Many describe the air bearing gap figuratively as an air cushion between bearing and counterpart (e.g. shaft), which is generally correct, but described too statically. In and precisely because of the bearing gaps, which are only a few micrometers thick, dynamic processes such as squeeze film dampers, shear flows and aerodynamic effects play the dominant role and generate gap flow velocities (without any movement of the bearing pairs) of more than 250 m/s.
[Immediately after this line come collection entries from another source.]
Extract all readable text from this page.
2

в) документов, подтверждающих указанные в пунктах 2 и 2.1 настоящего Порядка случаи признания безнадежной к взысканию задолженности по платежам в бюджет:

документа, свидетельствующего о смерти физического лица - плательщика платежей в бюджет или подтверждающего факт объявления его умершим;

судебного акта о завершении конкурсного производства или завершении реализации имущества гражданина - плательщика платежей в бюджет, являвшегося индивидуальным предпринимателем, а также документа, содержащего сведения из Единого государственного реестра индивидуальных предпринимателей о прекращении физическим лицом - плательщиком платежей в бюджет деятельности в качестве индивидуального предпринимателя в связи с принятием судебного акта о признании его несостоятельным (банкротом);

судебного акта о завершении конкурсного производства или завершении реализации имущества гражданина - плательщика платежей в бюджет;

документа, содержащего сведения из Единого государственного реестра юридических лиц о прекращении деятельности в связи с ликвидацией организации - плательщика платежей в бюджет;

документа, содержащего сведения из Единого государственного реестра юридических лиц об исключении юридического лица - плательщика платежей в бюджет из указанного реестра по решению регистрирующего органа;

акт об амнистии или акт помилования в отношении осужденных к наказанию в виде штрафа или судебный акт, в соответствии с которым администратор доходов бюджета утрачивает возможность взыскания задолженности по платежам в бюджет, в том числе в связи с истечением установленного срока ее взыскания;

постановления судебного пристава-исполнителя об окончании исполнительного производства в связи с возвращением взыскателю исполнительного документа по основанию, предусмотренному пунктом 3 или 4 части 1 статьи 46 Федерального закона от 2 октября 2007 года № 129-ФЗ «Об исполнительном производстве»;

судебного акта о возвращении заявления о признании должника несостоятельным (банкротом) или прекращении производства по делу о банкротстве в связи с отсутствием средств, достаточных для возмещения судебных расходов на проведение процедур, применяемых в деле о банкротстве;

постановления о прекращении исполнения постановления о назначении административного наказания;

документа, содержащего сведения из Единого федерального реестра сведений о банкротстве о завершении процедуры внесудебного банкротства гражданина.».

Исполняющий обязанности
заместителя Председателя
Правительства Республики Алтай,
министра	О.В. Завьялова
Thus, a pressurized system described in layman’s terms has little in common with an air bearing.
We distinguish between aerodynamic and aerostatic bearings, whereby the bearing pressure in the former is generated solely by the relative motion of the bearing pairs themselves, which have special features such as elevations and/or structures for this purpose. Fig. 11 shows a sectional view of a static and aerodynamic radial bearing without shaft as a striking example. For aerostatic bearings, the bearing pressure must be introduced into the bearing gap from the outside. For static air bearings, the bearing gap is therefore abstractly the gap system between the outlet and inlet and is dependent on these in many respects and, above all, dynamically.
The bearing function is based on the axial and tangential pressure distribution, which generates load capacity, as well as the air flow through the bearing gap, which is mainly responsible for generating stiffness. Stiffness here corresponds to the change in load carrying capacity with the radial displacement of the shaft (radial bearings) or the axial displacement of the plate (thrust bearings). The pressure distribution as well as the flow rate, however, are sometimes functions of the bearing gap as well as the throttling, whereby a distinction is made here between throttling at the inlet (inlet throttled) or at the outlet (outlet throttled).
Reduction - Why necessary?
The following example will be used to discuss why a reduction in the feed pressure into the bearing gap of a static air bearing is so important and critical to performance.
In example 12a, the shaft between the upper and lower bearing edges is in geometric as well as physical equilibrium. There is pressure pm=pm1=pm2 all around between the rows of nozzles. Due to a disturbance – for example cutting force – the shaft is now displaced according to 12b and creates gaps of different sizes H1 and H2.
If the feed pressure P0 were now directed into the bearing gap without being throttled, the same pressure and thus force would prevail over the circumference everywhere. A restoring force against the “disturbance” would therefore be missing, the bearing would have no function.
Through analytically and iteratively calculated and optimized nozzles – fed by the feed pressure p0 – an intermediate pressure pm (H,p0…) is generated after the nozzle, which is sometimes dependent on the bearing gap thickness H immediately after the nozzle. Ergo, the smaller the bearing gap after the respective nozzle, the higher the intermediate pressure pmafter the nozzle and thus also the pressure force.Thus, in the event of a displacement of the shaft by disturbance, a path-dependent restoring force and thus also stiffness – i.e. restoring force change with displacement – is ensured.